Office 365 Outage

The outage affecting Office 365 portal signin yesterday, also eventually spread to email services hosted by Exchange online.

This was the reported outage data:

Status:

Service restored

User impact:

Users may have been unable to access the Office 365 service.

Latest message:

Title: Can't sign in User Impact: Users may have been unable to access the Office 365 service. More info: Users may have been unable to sign in to Exchange Online, SharePoint Online, Skype for Business, Intune, Power BI, Microsoft Teams, Yammer and the Office 365 portal. Admins affected by this issue may not have had access to the Admin center. However, updates were provided on https://status.office.com and via the twitter handle @Office365Status. Final status: A subset of infrastructure that handles authentication requests became degraded, causing user sign in failures. We recovered the affected infrastructure to mitigate impact and monitored the service to confirm resolution. Scope of impact: This issue could have potentially affected any of your users if they were routed through the affected infrastructure. Start time: Friday, April 6, 2018, at 8:30 AM UTC End time: Friday, April 6, 2018, at 11:30 AM UTC Preliminary root cause: A subset of infrastructure that handles authentication requests became degraded. Next steps: - We're analyzing performance data and trends on the affected systems to help prevent this problem from happening again. We'll publish a preliminary post-incident report within 48 hours.

Updated:

2018-04-06 17:02 (UTC)

Start time:

2018-04-06 08:30 (UTC)

End time:

2018-04-06 17:02 (UTC)

Skype For Business Trusted Server model

Multiple domains in the Office 365 tenancy can present problems when users try and login to Skype For Business 2015 and their SIP URI is different from the SIP domain.

To resolve this, create a group policy object using the Office 2016 ADMX templates and specifically, the Skype For Business policies contained within.

These are used to add the SIP domain where it differs from the user's SIP sign-in name.

The policy is Computer or User based and will mean that the annoying popup, announcing the SIP domain, sign-in name disparity, is not displayed.

A simple solution, but implementation is very often complicated by the CAB bureaucracy in place within your organisation.

Skype Online Smart Auto Contacts

A cautionary tale...

A little known option in Skype for Business online has caused some of our customers to become less than happy with the product.

I'm talking about the pop-ups that announce the change in status of some of their contacts, which can appear at the most inopportune moments.

The option is described in the literature as the Smart Auto Contacts list and is a binary, organisational option. This is as precise as the granularity gets in this option so I would like to see Microsoft make this more obvious to the tenant admin in the Office 365 options.
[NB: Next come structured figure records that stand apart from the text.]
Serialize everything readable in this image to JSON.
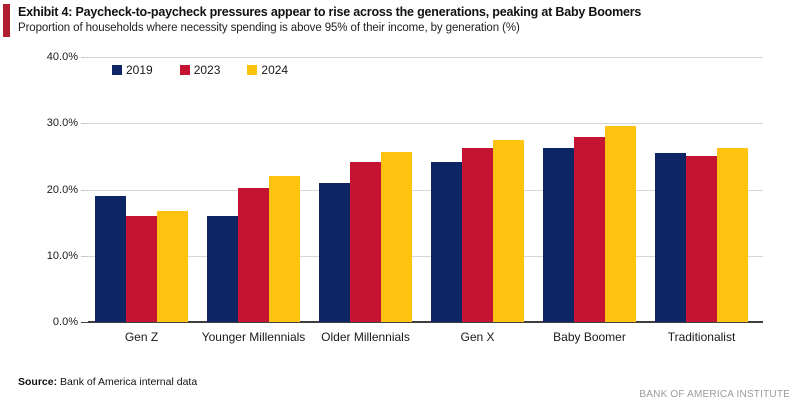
{
  "header": {
    "exhibit_title": "Exhibit 4: Paycheck-to-paycheck pressures appear to rise across the generations, peaking at Baby Boomers",
    "subtitle": "Proportion of households where necessity spending is above 95% of their income, by generation (%)"
  },
  "chart_data": {
    "type": "bar",
    "categories": [
      "Gen Z",
      "Younger Millennials",
      "Older Millennials",
      "Gen X",
      "Baby Boomer",
      "Traditionalist"
    ],
    "series": [
      {
        "name": "2019",
        "color": "#0E2565",
        "values": [
          19.0,
          16.0,
          21.0,
          24.1,
          26.3,
          25.5
        ]
      },
      {
        "name": "2023",
        "color": "#C41432",
        "values": [
          16.0,
          20.3,
          24.2,
          26.3,
          28.0,
          25.0
        ]
      },
      {
        "name": "2024",
        "color": "#FFC20E",
        "values": [
          16.7,
          22.0,
          25.6,
          27.4,
          29.6,
          26.2
        ]
      }
    ],
    "title": "",
    "xlabel": "",
    "ylabel": "",
    "ylim": [
      0,
      40
    ],
    "y_tick_step": 10,
    "y_tick_labels": [
      "0.0%",
      "10.0%",
      "20.0%",
      "30.0%",
      "40.0%"
    ],
    "grid": true,
    "legend_position": "top-left-inside"
  },
  "source": {
    "label": "Source:",
    "text": " Bank of America internal data"
  },
  "footer": {
    "brand": "BANK OF AMERICA INSTITUTE"
  },
  "colors": {
    "accent_bar": "#B01F2F",
    "gridline": "#D6D6D6",
    "axis_line": "#3F3F3F",
    "footer_text": "#9B9B9B"
  }
}
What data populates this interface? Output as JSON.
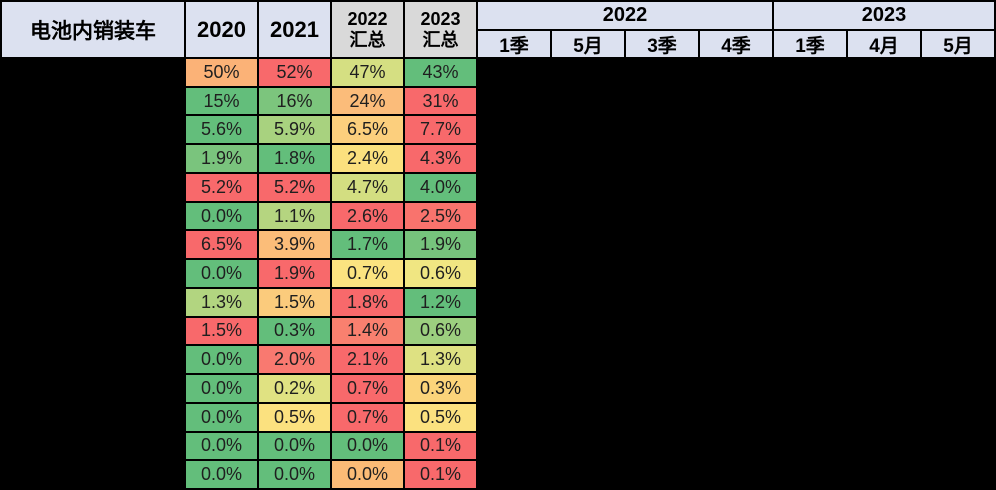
{
  "table": {
    "title": "电池内销装车",
    "year_columns": [
      "2020",
      "2021"
    ],
    "summary_columns": [
      {
        "year": "2022",
        "label": "汇总"
      },
      {
        "year": "2023",
        "label": "汇总"
      }
    ],
    "period_groups": [
      {
        "year": "2022",
        "periods": [
          "1季",
          "5月",
          "3季",
          "4季"
        ]
      },
      {
        "year": "2023",
        "periods": [
          "1季",
          "4月",
          "5月"
        ]
      }
    ],
    "header_bg": "#DCE1F0",
    "summary_bg": "#D9D9D9",
    "grid_color": "#000000",
    "row_labels_redacted": true,
    "period_values_redacted": true
  },
  "chart_data": {
    "type": "heatmap",
    "title": "电池内销装车",
    "columns": [
      "2020",
      "2021",
      "2022汇总",
      "2023汇总",
      "2022-1季",
      "2022-5月",
      "2022-3季",
      "2022-4季",
      "2023-1季",
      "2023-4月",
      "2023-5月"
    ],
    "visible_columns": [
      "2020",
      "2021",
      "2022汇总",
      "2023汇总"
    ],
    "row_labels_redacted": true,
    "color_scale": {
      "min": "#63BE7B",
      "mid": "#FFEB84",
      "max": "#F8696B"
    },
    "rows": [
      {
        "values": [
          "50%",
          "52%",
          "47%",
          "43%"
        ],
        "colors": [
          "#FBB277",
          "#F8696B",
          "#D5DF82",
          "#63BE7B"
        ]
      },
      {
        "values": [
          "15%",
          "16%",
          "24%",
          "31%"
        ],
        "colors": [
          "#63BE7B",
          "#7CC57D",
          "#FBBC7A",
          "#F8696B"
        ]
      },
      {
        "values": [
          "5.6%",
          "5.9%",
          "6.5%",
          "7.7%"
        ],
        "colors": [
          "#63BE7B",
          "#A8D27F",
          "#FCCF7D",
          "#F8696B"
        ]
      },
      {
        "values": [
          "1.9%",
          "1.8%",
          "2.4%",
          "4.3%"
        ],
        "colors": [
          "#7AC47D",
          "#63BE7B",
          "#FBE07E",
          "#F8696B"
        ]
      },
      {
        "values": [
          "5.2%",
          "5.2%",
          "4.7%",
          "4.0%"
        ],
        "colors": [
          "#F8696B",
          "#F8696B",
          "#D3DE81",
          "#63BE7B"
        ]
      },
      {
        "values": [
          "0.0%",
          "1.1%",
          "2.6%",
          "2.5%"
        ],
        "colors": [
          "#63BE7B",
          "#B5D580",
          "#F8696B",
          "#F9736D"
        ]
      },
      {
        "values": [
          "6.5%",
          "3.9%",
          "1.7%",
          "1.9%"
        ],
        "colors": [
          "#F8696B",
          "#FBBD79",
          "#63BE7B",
          "#76C37C"
        ]
      },
      {
        "values": [
          "0.0%",
          "1.9%",
          "0.7%",
          "0.6%"
        ],
        "colors": [
          "#63BE7B",
          "#F8696B",
          "#FBE380",
          "#F0E682"
        ]
      },
      {
        "values": [
          "1.3%",
          "1.5%",
          "1.8%",
          "1.2%"
        ],
        "colors": [
          "#B2D580",
          "#FBCB7C",
          "#F8696B",
          "#63BE7B"
        ]
      },
      {
        "values": [
          "1.5%",
          "0.3%",
          "1.4%",
          "0.6%"
        ],
        "colors": [
          "#F8696B",
          "#63BE7B",
          "#F9806F",
          "#9CCF7F"
        ]
      },
      {
        "values": [
          "0.0%",
          "2.0%",
          "2.1%",
          "1.3%"
        ],
        "colors": [
          "#63BE7B",
          "#F97970",
          "#F8696B",
          "#DEE182"
        ]
      },
      {
        "values": [
          "0.0%",
          "0.2%",
          "0.7%",
          "0.3%"
        ],
        "colors": [
          "#63BE7B",
          "#E0E282",
          "#F8696B",
          "#FBD47A"
        ]
      },
      {
        "values": [
          "0.0%",
          "0.5%",
          "0.7%",
          "0.5%"
        ],
        "colors": [
          "#63BE7B",
          "#FBE17F",
          "#F8696B",
          "#FBE17F"
        ]
      },
      {
        "values": [
          "0.0%",
          "0.0%",
          "0.0%",
          "0.1%"
        ],
        "colors": [
          "#63BE7B",
          "#63BE7B",
          "#63BE7B",
          "#F8696B"
        ]
      },
      {
        "values": [
          "0.0%",
          "0.0%",
          "0.0%",
          "0.1%"
        ],
        "colors": [
          "#63BE7B",
          "#63BE7B",
          "#FBBB76",
          "#F8696B"
        ]
      }
    ]
  }
}
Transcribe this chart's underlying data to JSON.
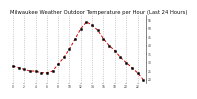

This option is on by default and cause analysis of the manager attribute of the user's AD account at first Skype client logon. If this attribute is populated along with the team members on the manager's AD account tab then these will be added to the Skype client by way of a group called 'My Group', with all members having the 'Tag for Status Change Alerts'. This information is only assessed once and therefore unaffected by AD changes.

We have issued some five and half thousand licenses to our users and also set a GPO to enable Skype logon, which when used with the appropriate on-prem AD user attribute SIP address, forces all of users to auto logon to the Skype client.

This has the effect of reducing the option to minimise the impact of smart auto contacts by deactivation to almost zero. Sure, we could wipe the Skype licenses from all of our users, turn off the smart auto contacts list option and issue all of our licenses again, but the potential negative customer feedback doesn't seem worthwhile.

We'll look for alternative solutions to deactivate this option on all clients PC's via the Windows registry , as messy as that might be.

Azure AD Connect Synch Errors

We were experiencing increasing long synch times between our on-premise active directory and the Azure cloud databases, which became apparent during the use of our user account creation tools.

Since we are in hybrid mode, we have a mixed user population, some cloud, some on prem home mailboxes and depending on whether or not a team has been onboarded yet will determine where their mailbox is homed.

The script that creates the user account and mail enables it has to wait for AAD to synch before it can write the Exchange GUID of the cloud mailbox back to the remote mailbox on prem. This pause while synching started out being thirty minutes and ended up being more than three hours in some cases.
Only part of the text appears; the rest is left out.